Since the team published their results, medical engineering companies have picked up the research, using DNA cloning that attempts to take the part of the cattle gene that produces the HCDR3 loops and put that piece of DNA into a human antibody-heavy chain.
The result, he says, would likely be a therapy to serve as “first line of defense,” but the therapy would be an immunological therapy instead of a medical treatment. A lot of testing will go into the clinical intervention stage, but Criscitiello says the research is promising.
“This is exciting for our lab, as our work is generally on more fundamental immunology questions and takes longer to be applied into therapeutic interventions,” Criscitiello said.
Following their success, Criscitiello and his team returned to their basic science approach of research, re-examining the cow’s immune system to delve deeper into the genetics behind their immunity.
But because the team had been tinkering with other diseases in similar projects (including one on Ebola) before the HIV breakthrough, when Scripps Research collaborator Vaughn Smider shared with Criscitiello that the Scripps team was working on a project on breast cancer, they wondered if what had worked in their HIV study could potentially work with Smider’s project.

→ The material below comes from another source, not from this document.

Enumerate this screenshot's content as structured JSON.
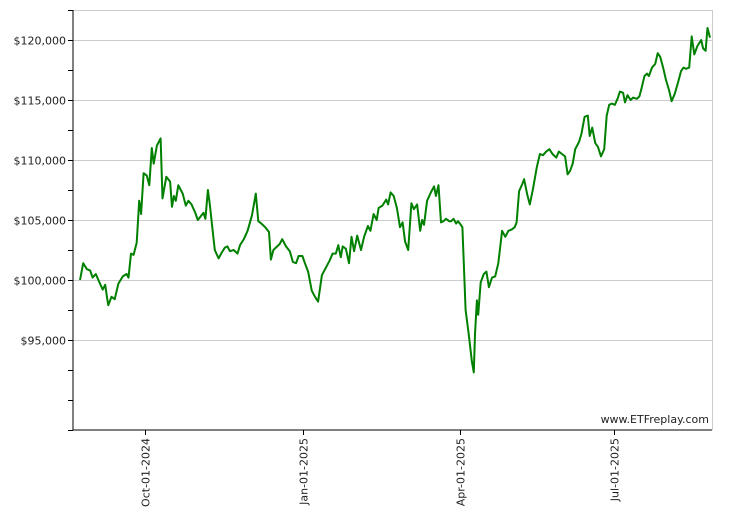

“The HIV project excited us to try for more things and, in this case, it’s kind of a personal story,” Criscitiello said. “Vaughn’s wife had died of this particular kind of breast cancer, triple-negative, and so looking for new avenues for immune-therapeutics for that disease was high on his priority list.”
A particularly tricky form of cancer, triple-negative breast cancer derives its name from testing negative for three important receptors that are usually good handles for clinical intervention—estrogen, progesterone, and HER2. About 10 to 20 percent of breast cancers that are diagnosed in the United States are found to be triple-negative.
“This is a particularly bad diagnosis. If you’re triple-negative, the prognosis is much worse, and if it’s metastatic disease, the median survival is less than a year,” he said. “It’s a bad subset of breast cancer.”
While the HIV project received funding from the National Institutes of Health (NIH), this project is not yet funded, but this team plans to take the same approach as in the previous study—immunizing cattle with the triple-negative cancer cells in hopes that the cattle produce the same HCDR3 response. The team will also analyze the different proteins produced to see what happens.
“Hopefully the cow’s immune system will go, ‘Oh, this is foreign. This is weird. Let’s make some immune responses to these different proteins that we’re seeing,’” Criscitiello said.
While the HIV response produced the right antigens within a couple of months, for this project, the team will have to wait and see. They’re hoping to see the results they’re looking for within a year.
“Ours is a discovery science kind of approach, where we know the cow, we’ve proven that the cow can do some neat tricks with its antibodies, and we know that there are targets on triple-negative breast cancer that we haven’t been able to get a good handle on so far,” he said. “So, we’re going to let the cow immune system do its magic and then analyze the cells that are making those antibodies and try to pull out the ones that bind the triple negative breast cancer.
“We know that some will bind; whether some will use their special HCDR3 loop to bind well enough to make an immune-therapeutic monoclonal antibody to treat at the cancer clinic, that’ll be the question,” he said.